Hendrix clacked "6-0" seconds into the cream enamel keys on his microwave. He liked his milk—or the powder the block mart passed off as milk—warm for his breakfast cereal. His space heater glowed a deep red in the corner and his lamp was still sheathed by a red light filter to ease him into a day of nothing but cold, flickered fluorescent lighting. Hendrix swore he could see the individual cycles of his school's lights—all 120 flicks a second—for which he wore sunglasses indoors. No one believed him. His room was basically furnished, as was tradition for a college boy. Turquoise enamel-coated steel walls hung some posters of bands he maybe only listened to a few songs from, he had one rug so his tootsies wouldn't freeze immediately upon getting out of bed, and a second-hand couch he got off of a sketchy uninet marketplace. He also had one luxury most Huxleyville Tech students did not have: a LUREK VPC-450 personal computer. The glow of its green phosphors, clack of its keys, and the crackle of its disk would persist well into the night.

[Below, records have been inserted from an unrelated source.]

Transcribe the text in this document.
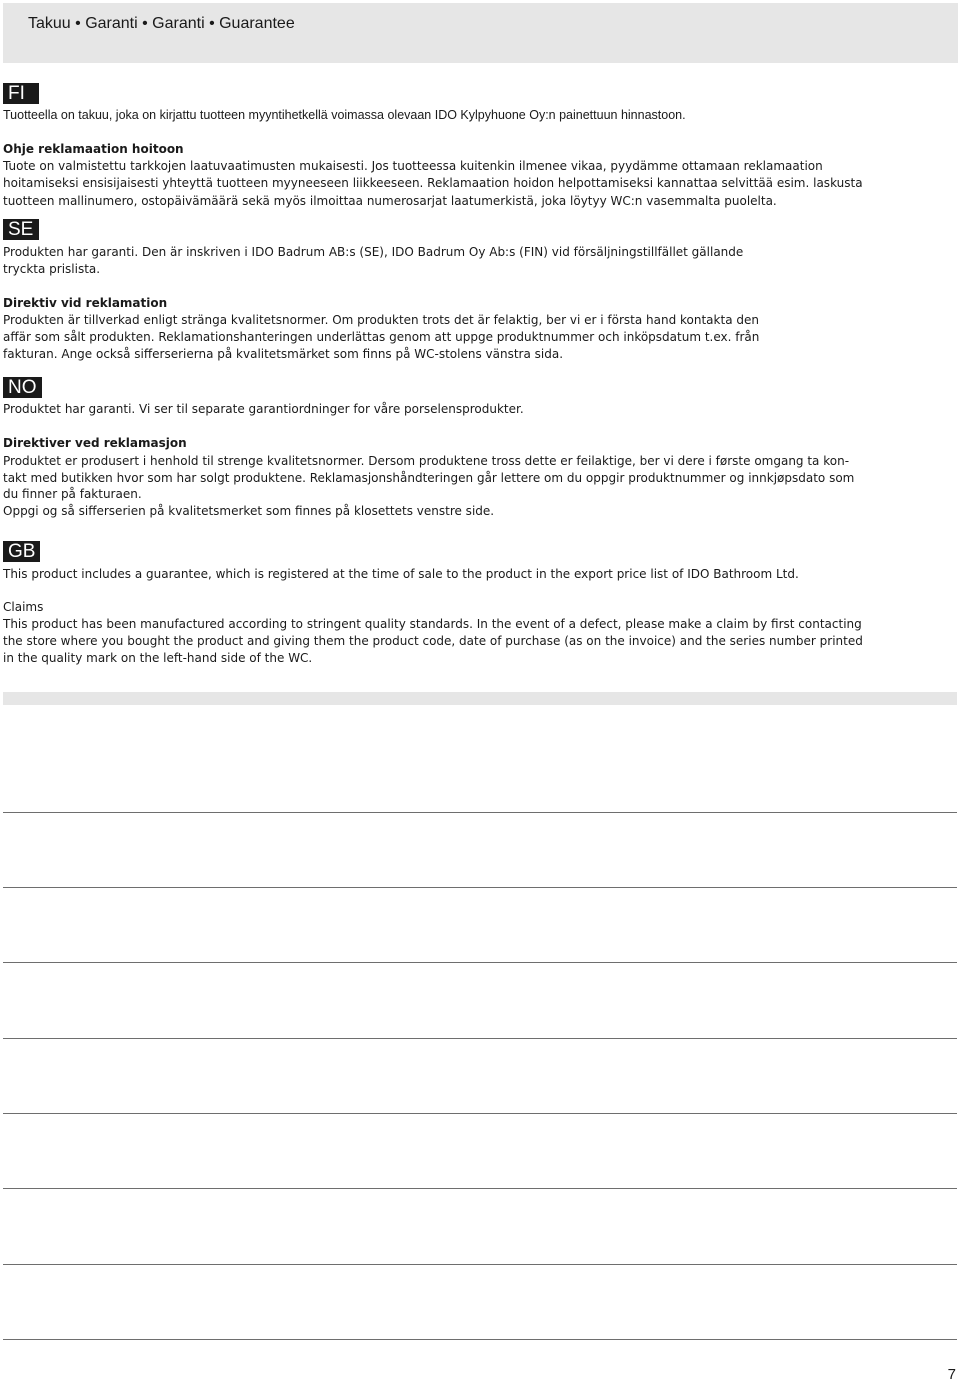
Takuu • Garanti • Garanti • Guarantee
FI
Tuotteella on takuu, joka on kirjattu tuotteen myyntihetkellä voimassa olevaan IDO Kylpyhuone Oy:n painettuun hinnastoon.
Ohje reklamaation hoitoon
Tuote on valmistettu tarkkojen laatuvaatimusten mukaisesti. Jos tuotteessa kuitenkin ilmenee vikaa, pyydämme ottamaan reklamaation
hoitamiseksi ensisijaisesti yhteyttä tuotteen myyneeseen liikkeeseen. Reklamaation hoidon helpottamiseksi kannattaa selvittää esim. laskusta
tuotteen mallinumero, ostopäivämäärä sekä myös ilmoittaa numerosarjat laatumerkistä, joka löytyy WC:n vasemmalta puolelta.
SE
Produkten har garanti. Den är inskriven i IDO Badrum AB:s (SE), IDO Badrum Oy Ab:s (FIN) vid försäljningstillfället gällande
tryckta prislista.
Direktiv vid reklamation
Produkten är tillverkad enligt stränga kvalitetsnormer. Om produkten trots det är felaktig, ber vi er i första hand kontakta den
affär som sålt produkten. Reklamationshanteringen underlättas genom att uppge produktnummer och inköpsdatum t.ex. från
fakturan. Ange också sifferserierna på kvalitetsmärket som finns på WC-stolens vänstra sida.
NO
Produktet har garanti. Vi ser til separate garantiordninger for våre porselensprodukter.
Direktiver ved reklamasjon
Produktet er produsert i henhold til strenge kvalitetsnormer. Dersom produktene tross dette er feilaktige, ber vi dere i første omgang ta kon-
takt med butikken hvor som har solgt produktene. Reklamasjonshåndteringen går lettere om du oppgir produktnummer og innkjøpsdato som
du finner på fakturaen.
Oppgi og så sifferserien på kvalitetsmerket som finnes på klosettets venstre side.
GB
This product includes a guarantee, which is registered at the time of sale to the product in the export price list of IDO Bathroom Ltd.
Claims
This product has been manufactured according to stringent quality standards. In the event of a defect, please make a claim by first contacting
the store where you bought the product and giving them the product code, date of purchase (as on the invoice) and the series number printed
in the quality mark on the left-hand side of the WC.
7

A dim copper glow, barely bright enough to glint off the edges of the floor paneling, shone in both directions ad infinitum. The ceiling of the corridor was lined with the best technology of 80 years ago, screen after screen simulating the outside world in an amber edging fed by exterior cameras—just vector lines, no fill. The automatic projection refresh to make it seem like the walking viewer was actually looking out into the sky was headache inducing. Huxleyville was one of the launch sites for this tech alongside Chicago O'Hare International back on Earth, although instead of stimulating scenes of planes taking off from a belly-perspective the residents of Huxleyville only got the Ravern L1 Elevator's tether station, the distant Shackleton Crater ridge where the tether terminated, occassional military flights on approach to Henson, and stars (far more visible than in reality). The city decided to project Santa's sleigh flying about for the Christmas season though; meager scraps of homely comfort in such a sterile place. A simple glass skylight might have been more economical and indeed common in the more aspirational neighborhoods, but the eminently subsidized residence halls of HX Buena Vista Block 600 were—ironically—underground and 10 floors deep. The territorial government wanted a place to put the installation without too much public-private headache.